On Feb 28, 2019, at 4:54 PM, Brian Goetz <brian.go...@oracle.com> wrote:
> 
> 
>> The limitation against T.default can be spun, to many users, as a common 
>> sense
>> error check, against uninitialized variables.  To more curious users, it can 
>> be spun
>> as a conscious reservation for efficient implementations.
> 
> This is justifiable for (most) ref types, but what about numeric types?   I 
> can imagine many potentially-expensive computations that could reasonably sum 
> to zero.  (And as you point out, the smaller the range, the more silly this 
> gets, ending with boolean.)  So if we're going to have this restriction, it 
> should be restricted to class types, and the recommended workaround be some 
> sort of Optional or box.  And given that not all values will be null-default, 
> it rules out any value types for which the zero answer is a reasonable 
> answer.  I think this edge is sharper than it looks.

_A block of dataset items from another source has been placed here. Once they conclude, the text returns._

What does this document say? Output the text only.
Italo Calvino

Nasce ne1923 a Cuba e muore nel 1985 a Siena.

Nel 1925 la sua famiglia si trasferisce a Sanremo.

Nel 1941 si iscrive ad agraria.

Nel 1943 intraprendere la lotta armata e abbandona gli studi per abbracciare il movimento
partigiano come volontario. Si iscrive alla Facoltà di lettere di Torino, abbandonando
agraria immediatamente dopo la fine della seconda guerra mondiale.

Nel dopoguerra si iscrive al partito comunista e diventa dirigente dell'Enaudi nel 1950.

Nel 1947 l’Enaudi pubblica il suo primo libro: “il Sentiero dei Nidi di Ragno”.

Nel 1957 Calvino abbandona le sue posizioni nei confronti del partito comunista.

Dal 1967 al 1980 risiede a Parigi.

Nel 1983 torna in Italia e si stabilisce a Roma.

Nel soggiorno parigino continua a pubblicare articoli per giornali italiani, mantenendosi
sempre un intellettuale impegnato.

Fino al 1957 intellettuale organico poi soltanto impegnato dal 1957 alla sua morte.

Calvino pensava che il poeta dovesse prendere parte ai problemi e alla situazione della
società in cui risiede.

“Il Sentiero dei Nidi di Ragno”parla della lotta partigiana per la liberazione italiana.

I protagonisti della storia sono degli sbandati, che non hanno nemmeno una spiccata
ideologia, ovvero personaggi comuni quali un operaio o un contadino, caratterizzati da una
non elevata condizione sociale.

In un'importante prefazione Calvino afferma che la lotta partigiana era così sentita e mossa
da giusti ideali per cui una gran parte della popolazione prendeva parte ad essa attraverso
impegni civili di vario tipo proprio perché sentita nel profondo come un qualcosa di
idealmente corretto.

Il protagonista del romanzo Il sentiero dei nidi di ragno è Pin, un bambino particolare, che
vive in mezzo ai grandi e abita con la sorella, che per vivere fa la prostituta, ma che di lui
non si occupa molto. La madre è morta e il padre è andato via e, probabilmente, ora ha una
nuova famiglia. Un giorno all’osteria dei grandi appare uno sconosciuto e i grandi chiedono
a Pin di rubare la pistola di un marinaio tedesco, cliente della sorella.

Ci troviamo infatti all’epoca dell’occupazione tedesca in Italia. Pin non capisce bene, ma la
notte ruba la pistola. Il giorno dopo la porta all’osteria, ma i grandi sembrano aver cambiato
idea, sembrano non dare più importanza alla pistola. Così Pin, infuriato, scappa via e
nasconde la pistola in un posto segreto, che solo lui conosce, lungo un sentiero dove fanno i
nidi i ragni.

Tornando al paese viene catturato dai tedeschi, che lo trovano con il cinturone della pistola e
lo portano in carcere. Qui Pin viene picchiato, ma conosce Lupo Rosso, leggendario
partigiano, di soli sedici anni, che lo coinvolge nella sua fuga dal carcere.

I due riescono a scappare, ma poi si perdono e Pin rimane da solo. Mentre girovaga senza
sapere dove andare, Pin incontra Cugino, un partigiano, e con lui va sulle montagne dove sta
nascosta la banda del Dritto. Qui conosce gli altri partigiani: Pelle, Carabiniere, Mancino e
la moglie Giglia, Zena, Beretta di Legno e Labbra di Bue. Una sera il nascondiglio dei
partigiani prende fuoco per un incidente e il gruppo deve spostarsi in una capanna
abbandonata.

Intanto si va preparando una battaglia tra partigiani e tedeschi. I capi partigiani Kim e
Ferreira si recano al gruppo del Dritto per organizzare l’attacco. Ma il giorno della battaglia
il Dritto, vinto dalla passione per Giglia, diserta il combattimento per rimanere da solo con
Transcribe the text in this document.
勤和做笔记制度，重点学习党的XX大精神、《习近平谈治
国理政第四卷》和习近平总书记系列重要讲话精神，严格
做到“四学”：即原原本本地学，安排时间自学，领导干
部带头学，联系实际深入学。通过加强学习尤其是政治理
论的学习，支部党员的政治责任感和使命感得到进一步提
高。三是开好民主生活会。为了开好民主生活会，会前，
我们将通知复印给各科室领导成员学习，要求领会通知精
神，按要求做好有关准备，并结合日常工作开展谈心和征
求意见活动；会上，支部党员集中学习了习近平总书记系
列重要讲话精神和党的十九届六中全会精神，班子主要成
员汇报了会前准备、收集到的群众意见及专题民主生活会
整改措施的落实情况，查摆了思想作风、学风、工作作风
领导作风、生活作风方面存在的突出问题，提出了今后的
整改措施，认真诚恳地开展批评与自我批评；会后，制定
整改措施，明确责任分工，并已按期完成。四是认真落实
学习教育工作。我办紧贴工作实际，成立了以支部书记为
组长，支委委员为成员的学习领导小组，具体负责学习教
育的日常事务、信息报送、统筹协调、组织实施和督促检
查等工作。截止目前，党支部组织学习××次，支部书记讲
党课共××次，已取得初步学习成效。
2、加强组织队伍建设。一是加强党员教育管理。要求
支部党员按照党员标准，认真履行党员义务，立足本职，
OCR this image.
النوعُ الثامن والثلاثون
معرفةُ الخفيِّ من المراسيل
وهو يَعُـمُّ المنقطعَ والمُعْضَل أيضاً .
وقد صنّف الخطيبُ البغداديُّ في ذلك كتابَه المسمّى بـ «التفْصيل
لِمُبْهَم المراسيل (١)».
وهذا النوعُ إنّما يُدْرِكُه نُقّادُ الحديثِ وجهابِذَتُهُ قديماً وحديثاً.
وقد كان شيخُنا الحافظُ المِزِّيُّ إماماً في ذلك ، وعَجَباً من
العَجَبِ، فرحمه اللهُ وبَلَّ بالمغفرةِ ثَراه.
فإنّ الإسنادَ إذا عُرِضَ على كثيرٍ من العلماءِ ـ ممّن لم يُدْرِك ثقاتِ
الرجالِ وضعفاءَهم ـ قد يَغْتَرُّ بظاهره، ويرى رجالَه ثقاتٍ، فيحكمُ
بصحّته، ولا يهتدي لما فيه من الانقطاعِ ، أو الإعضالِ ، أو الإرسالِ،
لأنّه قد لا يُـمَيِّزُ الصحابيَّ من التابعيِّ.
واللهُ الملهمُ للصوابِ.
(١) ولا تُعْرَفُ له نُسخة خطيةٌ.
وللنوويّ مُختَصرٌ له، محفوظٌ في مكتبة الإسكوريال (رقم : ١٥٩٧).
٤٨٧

What I want here can be obtained by forbidding nulls, specifically, for
nullable types, and then doing something different for non-nullable types.

A translation strategy could deal with non-nullable types (like boolean)
by using condy for statics and some other mechanism for non-statics,
such as desugaring the type of the field to a reified Optional<int>.

Would that have fewer sharp edges?

Wrapping an Optional around every nullable non-static reference is
conceivable but that seems to be add a disruptive number of indirections,
and also Optional itself excludes nulls.  We've made the no-null
policy decisions for Optional; let's benefit from it for lazies.